Energy needs

To the editor:

Kansas fought and won a 40-year court battle with Colorado for water rights from the Arkansas River. Now, if the proposed coal plants are built in western Kansas, we would use much of that hard-won resource to generate electricity, most of which will be sent back to Colorado.

This seems counterproductive, given that a shrinking aquifer and near-drought conditions have plagued western Kansas for years. And though the Arkansas water would literally be a drop in the bucket compared with the massive demands that agriculture has for that resource, its use for generating power that we would not use is wrong.

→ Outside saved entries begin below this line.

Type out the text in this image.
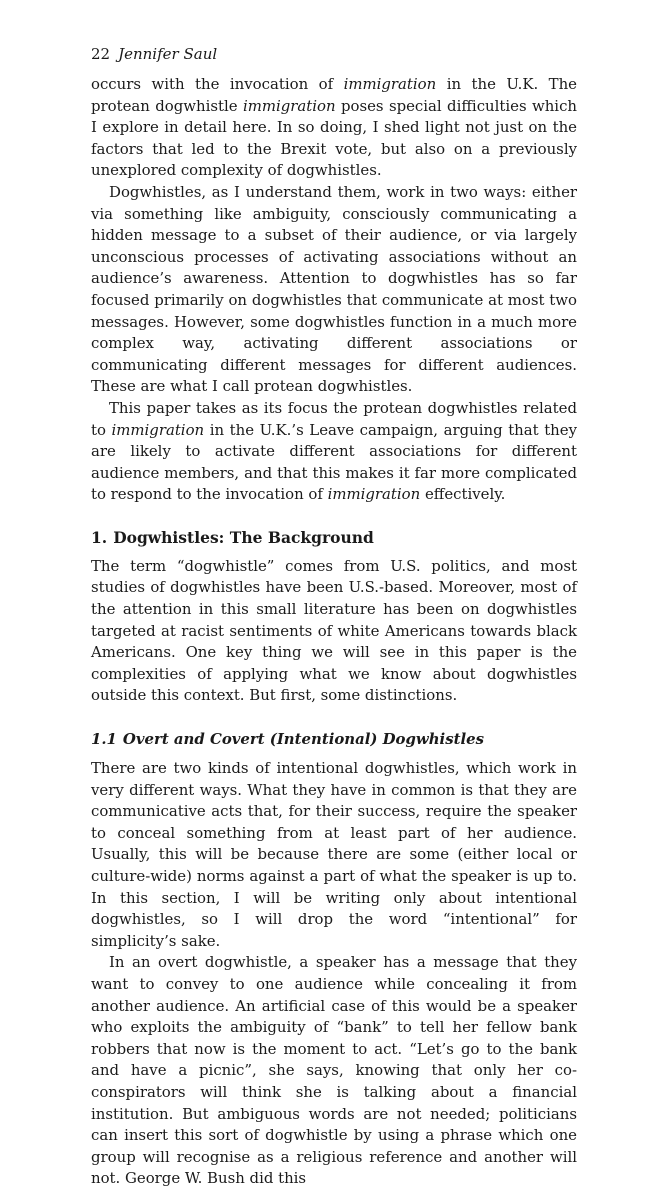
22 Jennifer Saul

occurs with the invocation of immigration in the U.K. The protean dogwhistle immigration poses special difficulties which I explore in detail here. In so doing, I shed light not just on the factors that led to the Brexit vote, but also on a previously unexplored complexity of dogwhistles.

Dogwhistles, as I understand them, work in two ways: either via something like ambiguity, consciously communicating a hidden message to a subset of their audience, or via largely unconscious processes of activating associations without an audience’s awareness. Attention to dogwhistles has so far focused primarily on dogwhistles that communicate at most two messages. However, some dogwhistles function in a much more complex way, activating different associations or communicating different messages for different audiences. These are what I call protean dogwhistles.

This paper takes as its focus the protean dogwhistles related to immigration in the U.K.’s Leave campaign, arguing that they are likely to activate different associations for different audience members, and that this makes it far more complicated to respond to the invocation of immigration effectively.

1. Dogwhistles: The Background

The term “dogwhistle” comes from U.S. politics, and most studies of dogwhistles have been U.S.-based. Moreover, most of the attention in this small literature has been on dogwhistles targeted at racist sentiments of white Americans towards black Americans. One key thing we will see in this paper is the complexities of applying what we know about dogwhistles outside this context. But first, some distinctions.

1.1 Overt and Covert (Intentional) Dogwhistles

There are two kinds of intentional dogwhistles, which work in very different ways. What they have in common is that they are communicative acts that, for their success, require the speaker to conceal something from at least part of her audience. Usually, this will be because there are some (either local or culture-wide) norms against a part of what the speaker is up to. In this section, I will be writing only about intentional dogwhistles, so I will drop the word “intentional” for simplicity’s sake.

In an overt dogwhistle, a speaker has a message that they want to convey to one audience while concealing it from another audience. An artificial case of this would be a speaker who exploits the ambiguity of “bank” to tell her fellow bank robbers that now is the moment to act. “Let’s go to the bank and have a picnic”, she says, knowing that only her co-conspirators will think she is talking about a financial institution. But ambiguous words are not needed; politicians can insert this sort of dogwhistle by using a phrase which one group will recognise as a religious reference and another will not. George W. Bush did this
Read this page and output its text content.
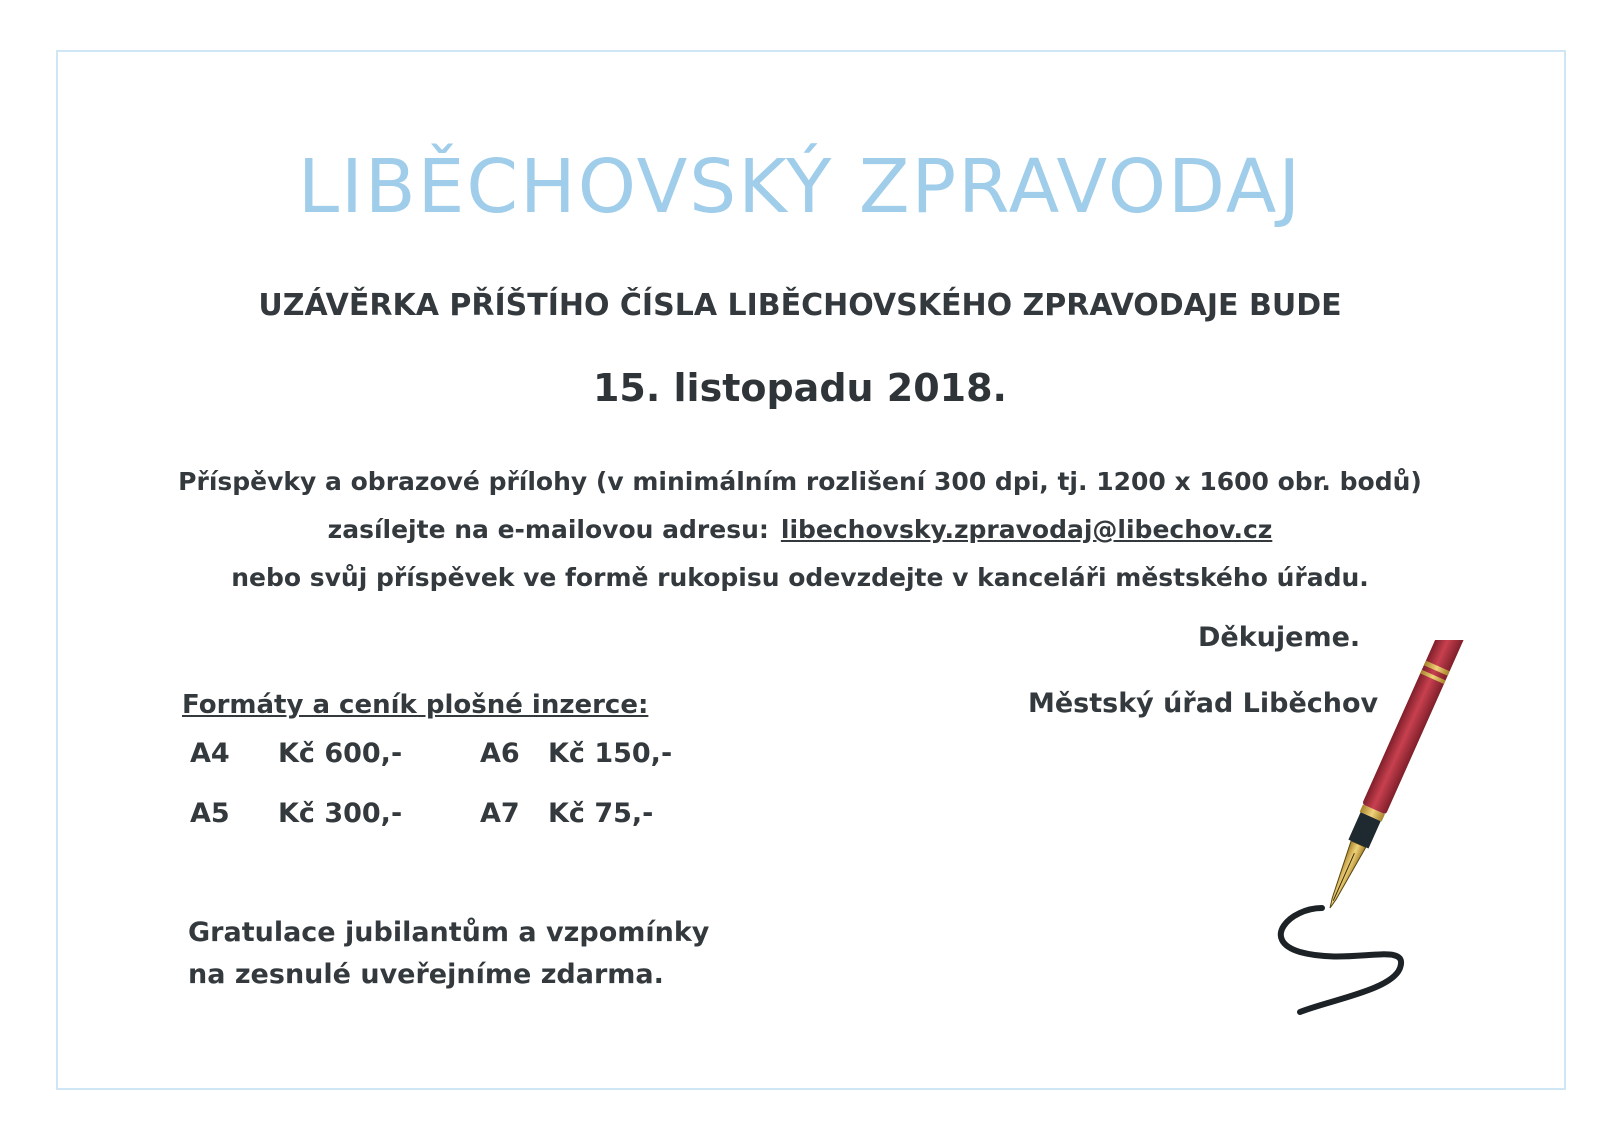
LIBĚCHOVSKÝ ZPRAVODAJ
UZÁVĚRKA PŘÍŠTÍHO ČÍSLA LIBĚCHOVSKÉHO ZPRAVODAJE BUDE
15. listopadu 2018.
Příspěvky a obrazové přílohy (v minimálním rozlišení 300 dpi, tj. 1200 x 1600 obr. bodů)
zasílejte na e-mailovou adresu: libechovsky.zpravodaj@libechov.cz
nebo svůj příspěvek ve formě rukopisu odevzdejte v kanceláři městského úřadu.
Děkujeme.
Městský úřad Liběchov
Formáty a ceník plošné inzerce:
A4 Kč 600,-
A5 Kč 300,-
A6 Kč 150,-
A7 Kč 75,-
Gratulace jubilantům a vzpomínky
na zesnulé uveřejníme zdarma.
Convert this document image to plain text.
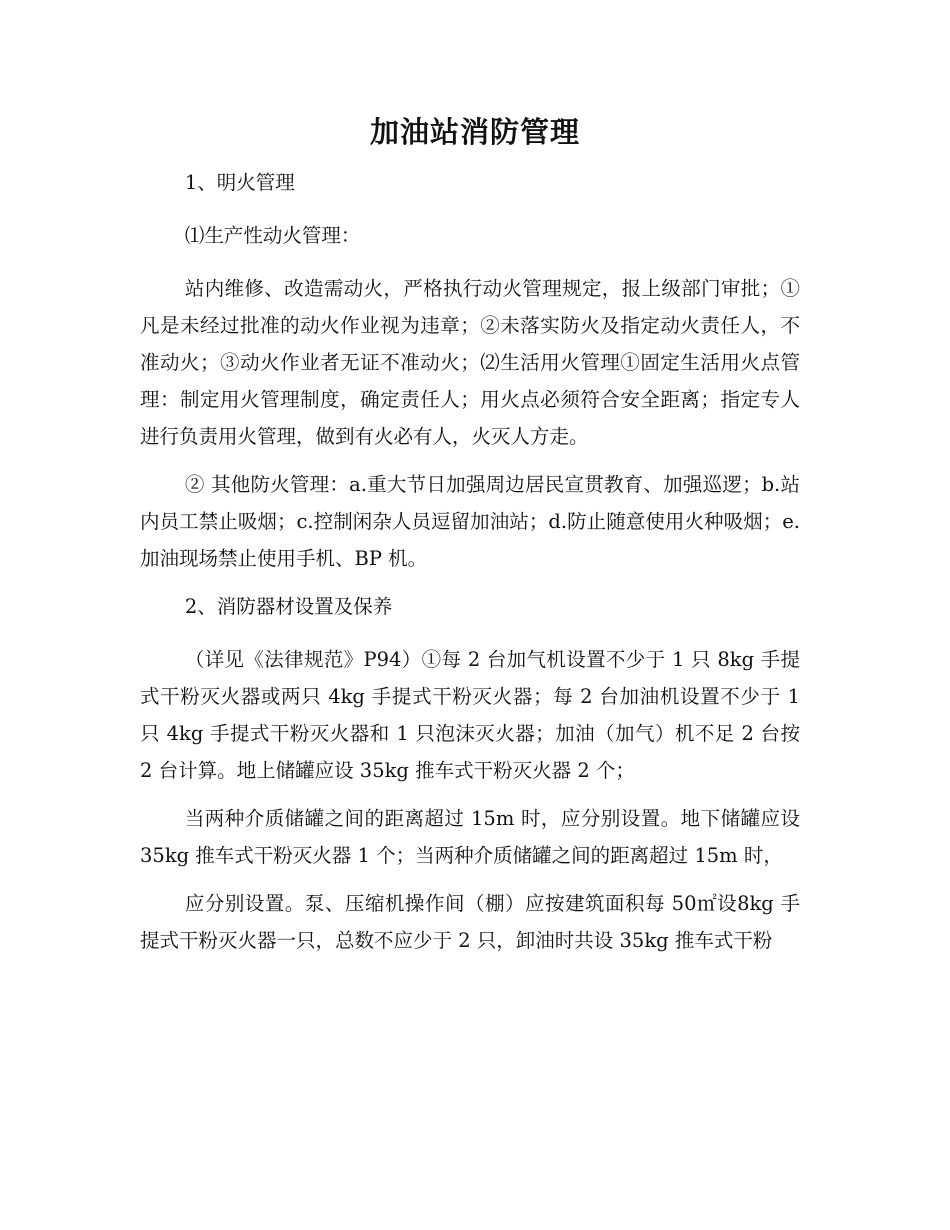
加油站消防管理

1、明火管理

⑴生产性动火管理：

站内维修、改造需动火，严格执行动火管理规定，报上级部门审批；①凡是未经过批准的动火作业视为违章；②未落实防火及指定动火责任人，不准动火；③动火作业者无证不准动火；⑵生活用火管理①固定生活用火点管理：制定用火管理制度，确定责任人；用火点必须符合安全距离；指定专人进行负责用火管理，做到有火必有人，火灭人方走。

② 其他防火管理：a.重大节日加强周边居民宣贯教育、加强巡逻；b.站内员工禁止吸烟；c.控制闲杂人员逗留加油站；d.防止随意使用火种吸烟；e.加油现场禁止使用手机、BP 机。

2、消防器材设置及保养

（详见《法律规范》P94）①每 2 台加气机设置不少于 1 只 8kg 手提式干粉灭火器或两只 4kg 手提式干粉灭火器；每 2 台加油机设置不少于 1 只 4kg 手提式干粉灭火器和 1 只泡沫灭火器；加油（加气）机不足 2 台按 2 台计算。地上储罐应设 35kg 推车式干粉灭火器 2 个；

当两种介质储罐之间的距离超过 15m 时，应分别设置。地下储罐应设 35kg 推车式干粉灭火器 1 个；当两种介质储罐之间的距离超过 15m 时，

应分别设置。泵、压缩机操作间（棚）应按建筑面积每 50㎡设8kg 手提式干粉灭火器一只，总数不应少于 2 只，卸油时共设 35kg 推车式干粉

It is true that modern coal plants are much less polluting than those built years ago. Yet, we need a multisource plan for our power needs that is less harmful – that being the diversified use of wind, solar and nuclear sources of power, rather than the current near-monopoly that coal has as our national source for electricity.

The infrastructure and technology are not in place for us to switch over to 100 percent renewable sources of power, yet why not begin to aggressively develop and integrate them into the national grid?

This seems to be the only real way we can meet an ever-growing demand and wean us off our obscene consumption and dependence of finite, and environmentally damaging, fossil fuels.

This would be a logical approach to this problem. Yet more often than not, logic falls to the wayside when it goes up against the status quo.